Youth was also well-served this day when 15-year-old Brendan Carey Block, a two-time New England junior Scottish fiddle champion from New Hampshire, performed beside his guitarist father, Richard, who’s played bass in the past with Waterford-born singer Robbie O’Connell. Brendan showed a precociously firm grasp of rolls, triplets, and the so-called "cuts" distinct to Cape Breton music, and his varied repertoire included a number of Irish dance tunes done with precision.

Ugandan kalimba and flute player Samite, the Ecuadorean all-brother quartet Andes Manta, klezmer sextet Klezperanto, vaudevillian Todd Charles, and multi-instrumentalist Mindy Jostyn (one or two Irish tunes she played on fiddle seemed straight out of Kevin Burke’s repertoire) were other highlights of the festival.
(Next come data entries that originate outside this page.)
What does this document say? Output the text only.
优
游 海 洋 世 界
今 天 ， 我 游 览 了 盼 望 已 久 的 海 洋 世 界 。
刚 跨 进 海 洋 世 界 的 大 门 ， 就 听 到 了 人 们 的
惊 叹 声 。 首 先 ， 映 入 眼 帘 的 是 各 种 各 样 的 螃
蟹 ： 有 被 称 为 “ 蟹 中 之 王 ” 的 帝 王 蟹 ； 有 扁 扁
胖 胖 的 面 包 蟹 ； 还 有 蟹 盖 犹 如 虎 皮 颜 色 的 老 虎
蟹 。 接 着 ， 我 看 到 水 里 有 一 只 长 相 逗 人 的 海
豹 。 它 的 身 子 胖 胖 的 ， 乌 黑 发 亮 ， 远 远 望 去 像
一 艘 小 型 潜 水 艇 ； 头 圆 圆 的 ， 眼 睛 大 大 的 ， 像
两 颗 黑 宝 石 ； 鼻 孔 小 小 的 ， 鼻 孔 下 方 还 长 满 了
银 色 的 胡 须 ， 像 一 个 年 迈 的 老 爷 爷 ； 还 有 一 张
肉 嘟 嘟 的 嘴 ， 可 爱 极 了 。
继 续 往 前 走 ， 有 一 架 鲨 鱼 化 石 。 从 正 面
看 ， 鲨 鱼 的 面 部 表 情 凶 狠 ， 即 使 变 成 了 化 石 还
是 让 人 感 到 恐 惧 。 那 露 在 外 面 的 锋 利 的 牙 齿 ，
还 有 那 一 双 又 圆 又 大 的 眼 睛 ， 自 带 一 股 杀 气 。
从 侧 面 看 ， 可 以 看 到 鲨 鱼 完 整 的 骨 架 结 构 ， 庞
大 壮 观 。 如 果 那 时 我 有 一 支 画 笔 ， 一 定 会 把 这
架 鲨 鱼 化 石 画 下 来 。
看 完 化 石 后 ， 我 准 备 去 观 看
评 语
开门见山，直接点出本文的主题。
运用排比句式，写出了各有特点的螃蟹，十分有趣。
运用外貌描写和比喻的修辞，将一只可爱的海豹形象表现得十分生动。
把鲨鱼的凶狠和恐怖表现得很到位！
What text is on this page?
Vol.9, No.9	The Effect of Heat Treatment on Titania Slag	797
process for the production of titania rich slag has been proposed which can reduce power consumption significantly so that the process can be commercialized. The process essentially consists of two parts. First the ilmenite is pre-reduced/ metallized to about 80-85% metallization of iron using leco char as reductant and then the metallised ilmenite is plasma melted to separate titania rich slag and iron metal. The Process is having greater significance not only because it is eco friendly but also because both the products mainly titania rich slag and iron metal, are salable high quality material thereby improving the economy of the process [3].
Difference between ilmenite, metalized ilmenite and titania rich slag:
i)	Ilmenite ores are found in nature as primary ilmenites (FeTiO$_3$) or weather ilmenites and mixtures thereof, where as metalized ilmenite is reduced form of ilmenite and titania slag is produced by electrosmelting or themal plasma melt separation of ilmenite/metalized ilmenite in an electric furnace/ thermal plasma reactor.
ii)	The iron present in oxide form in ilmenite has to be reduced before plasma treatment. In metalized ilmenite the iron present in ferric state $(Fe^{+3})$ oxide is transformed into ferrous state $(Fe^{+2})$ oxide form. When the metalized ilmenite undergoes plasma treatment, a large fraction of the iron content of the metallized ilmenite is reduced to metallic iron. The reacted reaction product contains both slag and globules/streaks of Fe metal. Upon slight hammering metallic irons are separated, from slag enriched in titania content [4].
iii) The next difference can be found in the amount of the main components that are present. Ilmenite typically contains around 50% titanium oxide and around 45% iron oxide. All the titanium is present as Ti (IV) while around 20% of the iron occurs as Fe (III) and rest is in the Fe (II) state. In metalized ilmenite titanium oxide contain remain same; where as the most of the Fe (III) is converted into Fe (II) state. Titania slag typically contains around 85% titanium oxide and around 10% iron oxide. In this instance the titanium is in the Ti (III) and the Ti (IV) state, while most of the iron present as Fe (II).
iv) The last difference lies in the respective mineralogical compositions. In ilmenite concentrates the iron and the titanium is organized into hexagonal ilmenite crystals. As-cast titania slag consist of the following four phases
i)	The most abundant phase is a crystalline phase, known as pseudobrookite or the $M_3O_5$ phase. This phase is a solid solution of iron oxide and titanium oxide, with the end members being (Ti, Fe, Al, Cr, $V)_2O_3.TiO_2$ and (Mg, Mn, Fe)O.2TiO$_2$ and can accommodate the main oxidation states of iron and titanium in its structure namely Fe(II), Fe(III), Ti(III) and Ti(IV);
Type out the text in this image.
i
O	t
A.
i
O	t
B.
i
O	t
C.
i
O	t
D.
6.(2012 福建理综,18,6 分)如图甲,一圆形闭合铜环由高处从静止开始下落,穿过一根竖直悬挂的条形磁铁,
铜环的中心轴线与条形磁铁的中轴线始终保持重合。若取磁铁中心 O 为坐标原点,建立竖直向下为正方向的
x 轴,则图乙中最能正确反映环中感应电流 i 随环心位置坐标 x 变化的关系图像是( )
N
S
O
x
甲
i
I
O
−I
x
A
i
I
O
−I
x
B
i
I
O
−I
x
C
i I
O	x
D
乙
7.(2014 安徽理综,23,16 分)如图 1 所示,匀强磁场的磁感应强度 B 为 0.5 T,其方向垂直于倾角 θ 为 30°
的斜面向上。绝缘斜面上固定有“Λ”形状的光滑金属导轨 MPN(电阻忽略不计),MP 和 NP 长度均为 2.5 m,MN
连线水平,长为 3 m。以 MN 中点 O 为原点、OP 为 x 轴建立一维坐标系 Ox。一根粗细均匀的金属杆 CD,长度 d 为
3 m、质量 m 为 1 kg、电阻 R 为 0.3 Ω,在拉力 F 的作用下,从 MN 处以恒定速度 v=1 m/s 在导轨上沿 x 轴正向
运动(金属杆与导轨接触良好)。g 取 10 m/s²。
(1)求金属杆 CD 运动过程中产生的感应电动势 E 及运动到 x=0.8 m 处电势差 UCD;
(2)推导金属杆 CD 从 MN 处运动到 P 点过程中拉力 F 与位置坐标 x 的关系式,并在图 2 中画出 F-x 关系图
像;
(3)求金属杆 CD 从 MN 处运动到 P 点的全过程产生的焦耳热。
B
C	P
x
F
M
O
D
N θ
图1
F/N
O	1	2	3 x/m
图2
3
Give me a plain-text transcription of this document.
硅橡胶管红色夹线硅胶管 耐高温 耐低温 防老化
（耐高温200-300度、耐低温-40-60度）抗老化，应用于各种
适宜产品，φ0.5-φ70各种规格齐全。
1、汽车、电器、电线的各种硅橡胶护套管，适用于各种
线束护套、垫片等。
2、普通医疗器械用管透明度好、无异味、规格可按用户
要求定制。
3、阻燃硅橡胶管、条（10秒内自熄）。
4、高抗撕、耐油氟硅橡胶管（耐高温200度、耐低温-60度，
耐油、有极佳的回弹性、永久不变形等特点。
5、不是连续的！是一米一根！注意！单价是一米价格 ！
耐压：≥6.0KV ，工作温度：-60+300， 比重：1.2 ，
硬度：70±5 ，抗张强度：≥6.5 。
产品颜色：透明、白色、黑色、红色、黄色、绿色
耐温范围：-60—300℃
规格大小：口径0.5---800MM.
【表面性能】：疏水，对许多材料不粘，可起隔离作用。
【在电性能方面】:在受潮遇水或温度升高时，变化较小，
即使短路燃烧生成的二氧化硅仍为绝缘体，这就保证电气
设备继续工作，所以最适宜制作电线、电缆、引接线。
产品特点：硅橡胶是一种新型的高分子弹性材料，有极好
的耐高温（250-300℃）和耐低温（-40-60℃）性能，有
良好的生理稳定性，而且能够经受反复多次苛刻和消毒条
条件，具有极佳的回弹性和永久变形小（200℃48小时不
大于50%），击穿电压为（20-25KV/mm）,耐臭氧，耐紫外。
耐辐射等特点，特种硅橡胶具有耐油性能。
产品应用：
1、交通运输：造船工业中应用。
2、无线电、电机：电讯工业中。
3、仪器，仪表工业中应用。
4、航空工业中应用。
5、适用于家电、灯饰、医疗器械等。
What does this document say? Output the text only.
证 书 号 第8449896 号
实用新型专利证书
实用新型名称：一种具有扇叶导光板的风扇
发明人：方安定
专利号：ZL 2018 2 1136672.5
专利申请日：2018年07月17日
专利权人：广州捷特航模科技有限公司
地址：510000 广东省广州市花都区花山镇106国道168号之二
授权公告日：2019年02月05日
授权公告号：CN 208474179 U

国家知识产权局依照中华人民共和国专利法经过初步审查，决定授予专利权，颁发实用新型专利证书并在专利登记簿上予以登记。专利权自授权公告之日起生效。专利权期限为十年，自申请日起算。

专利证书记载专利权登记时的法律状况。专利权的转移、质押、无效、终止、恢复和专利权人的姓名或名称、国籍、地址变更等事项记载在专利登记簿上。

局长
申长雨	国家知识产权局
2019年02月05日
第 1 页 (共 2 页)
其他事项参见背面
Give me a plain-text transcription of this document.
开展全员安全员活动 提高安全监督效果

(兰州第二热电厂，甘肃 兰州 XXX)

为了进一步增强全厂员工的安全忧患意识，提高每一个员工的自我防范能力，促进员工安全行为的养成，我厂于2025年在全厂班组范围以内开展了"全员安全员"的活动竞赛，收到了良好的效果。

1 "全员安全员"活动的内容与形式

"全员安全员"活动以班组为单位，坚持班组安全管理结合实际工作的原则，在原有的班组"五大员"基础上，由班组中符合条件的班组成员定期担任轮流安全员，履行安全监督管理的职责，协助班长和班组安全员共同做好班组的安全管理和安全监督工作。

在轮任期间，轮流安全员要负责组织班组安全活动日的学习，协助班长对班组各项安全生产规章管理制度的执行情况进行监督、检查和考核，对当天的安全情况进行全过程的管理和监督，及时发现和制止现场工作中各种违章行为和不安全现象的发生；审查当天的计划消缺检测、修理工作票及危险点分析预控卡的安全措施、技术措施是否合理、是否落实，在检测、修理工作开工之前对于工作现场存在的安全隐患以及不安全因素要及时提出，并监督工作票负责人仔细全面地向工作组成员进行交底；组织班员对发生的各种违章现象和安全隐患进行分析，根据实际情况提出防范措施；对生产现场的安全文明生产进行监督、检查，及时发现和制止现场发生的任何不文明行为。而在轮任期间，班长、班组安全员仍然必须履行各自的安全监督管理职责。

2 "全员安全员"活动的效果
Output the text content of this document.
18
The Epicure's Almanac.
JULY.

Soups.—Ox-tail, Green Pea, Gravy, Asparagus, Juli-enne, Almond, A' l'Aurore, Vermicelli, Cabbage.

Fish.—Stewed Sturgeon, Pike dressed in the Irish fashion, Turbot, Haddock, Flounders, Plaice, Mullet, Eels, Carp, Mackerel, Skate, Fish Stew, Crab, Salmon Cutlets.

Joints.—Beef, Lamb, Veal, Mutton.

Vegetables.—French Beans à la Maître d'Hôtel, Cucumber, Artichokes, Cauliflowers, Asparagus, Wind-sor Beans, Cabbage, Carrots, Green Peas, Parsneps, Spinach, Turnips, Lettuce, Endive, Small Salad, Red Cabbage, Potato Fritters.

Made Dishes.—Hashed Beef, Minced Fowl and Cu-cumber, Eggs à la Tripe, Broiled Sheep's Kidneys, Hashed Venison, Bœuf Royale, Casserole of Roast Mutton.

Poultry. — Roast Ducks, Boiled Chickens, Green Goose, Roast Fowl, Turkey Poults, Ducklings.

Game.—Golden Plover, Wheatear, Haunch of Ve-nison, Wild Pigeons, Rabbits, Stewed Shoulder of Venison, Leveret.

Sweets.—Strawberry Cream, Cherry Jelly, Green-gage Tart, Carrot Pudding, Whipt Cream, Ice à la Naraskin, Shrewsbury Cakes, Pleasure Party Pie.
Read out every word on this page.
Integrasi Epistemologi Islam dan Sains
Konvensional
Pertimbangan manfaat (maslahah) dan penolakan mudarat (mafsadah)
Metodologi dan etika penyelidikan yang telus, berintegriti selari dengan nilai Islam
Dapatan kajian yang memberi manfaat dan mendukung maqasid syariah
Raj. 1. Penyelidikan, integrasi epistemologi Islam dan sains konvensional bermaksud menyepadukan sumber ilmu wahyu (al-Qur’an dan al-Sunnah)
What marred the arrival experience for many patrons, however, was inadequate signage indicating where the festival was located off of northbound Rte. 22 as well as long delays in getting the queue of cars into the parking lot.

Also, one of the four designated performance areas was a shortsighted embarrassment, the Peace Pals stage. It caught musicians by surprise, forcing them to perform without a sound system on raised ground near a noisy children’s play area and within earshot of another stage that was amplified. Rory Block finessed it with humor, calling it the "More Unplugged Than Thou" stage, while folk-singer Tom Paxton refused to perform on it at all. (When a Fender amp was finally produced, there was nothing to plug it into.) Peace may have been the prevailing wind of this festival, but a swirl of disorganization nearly snuffed out the spirit of some performances.

This in no way reflected on the overall quality and quantity of the performers themselves–a testament to the eclectic taste of Phil Ciganer, owner of the Towne Crier Cafe in Dutchess County and past

director of such high-profile festivals as Clearwater, Hudson River Revival, and Bear Mountain. It was obvious that the vast majority of the estimated 8,000 people attending the festival, which previously drew less than half that number, came out for the excellent free music booked by Ciganer in an outdoor setting whose natural beauty is conducive to both family fun and, more ambitiously, world peace.

Correction

In my "Trad Beat" column two weeks ago, I reported that percussionist Evelyn Glennie and flutist James Galway had been dropped by the BMG music label. I was only half-correct: Glennie was dropped, but Galway was not. "He is still on RCA [a BMG imprint], and talks are under way for a new album by him next year," RCA publicist Leslie Gould informed me by phone. My apology to James Galway and RCA/BMG for the error.